The technical stuff:
Audio: I taped a Sennheiser EW wireless lav onto Tiberio’s chest before we arrived at the Market, and as you can probably notice, I forgot to turn it on in the first scene, so I had to fall back to the reference audio recorded on my Canon T2i. But I remembered for all the other scenes, which have vastly better audio that was recorded onto my Zoom H4N and synced in post with the latest version of the indispensable Pluraleyes.
Camera: I put my Canon T2i with kit zoom lens on my Merlin Steadicam, and had to carefully pre-focus every scene before I started rolling, since it’s impossible to refocus with that rig when you’re rolling. I love the cheapo Canon kit lens when I use the Merlin, because it’s very lightweight, has a decent zoom range of 18-55mm, has some added built-in image stabilization that’s quiet. And the fact that it doesn’t open wider than f 3.5 is fine, because I never want to shoot wide open with the Steadicam because of the aforementioned focus issue.
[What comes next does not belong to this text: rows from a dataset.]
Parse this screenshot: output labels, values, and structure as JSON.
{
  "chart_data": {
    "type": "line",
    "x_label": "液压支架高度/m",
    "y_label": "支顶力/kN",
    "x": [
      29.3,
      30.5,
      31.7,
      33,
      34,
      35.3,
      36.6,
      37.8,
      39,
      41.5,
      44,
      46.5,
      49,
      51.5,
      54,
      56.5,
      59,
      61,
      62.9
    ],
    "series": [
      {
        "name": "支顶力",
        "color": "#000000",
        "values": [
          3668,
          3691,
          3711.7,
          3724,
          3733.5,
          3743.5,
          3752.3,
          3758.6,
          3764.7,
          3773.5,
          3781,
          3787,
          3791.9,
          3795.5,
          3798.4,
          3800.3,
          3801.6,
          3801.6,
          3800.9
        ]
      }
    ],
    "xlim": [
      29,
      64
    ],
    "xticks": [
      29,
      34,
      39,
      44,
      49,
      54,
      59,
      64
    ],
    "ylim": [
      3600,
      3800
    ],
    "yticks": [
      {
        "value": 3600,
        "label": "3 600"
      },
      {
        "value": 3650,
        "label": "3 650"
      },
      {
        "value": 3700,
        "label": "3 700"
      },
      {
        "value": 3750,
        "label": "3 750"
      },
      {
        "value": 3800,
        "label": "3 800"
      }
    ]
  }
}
For shooting in the Market, I set the ISO of the camera to 800, with the aperture around f 5.6. Because there was so much mixing of daylight with tungsten and fluorescent lights, I set the camera’s white balance to automatic and I was very happy with the results. I’ve found that getting the white balance right is very important for these cameras – the file simply won’t hold up to too much color correction, so you gotta get it close to begin with if you want to see the great results the camera is capable of.
For the last shot in the video, I carefully raised the Merlin up over my head as Tiberio walked away. Then the key part – I applied my favorite Lock and Load X filter to the footage in post, which drained the remaining wobblies away like magic. The results are pretty indistinguishable from a crane shot, don’t you think?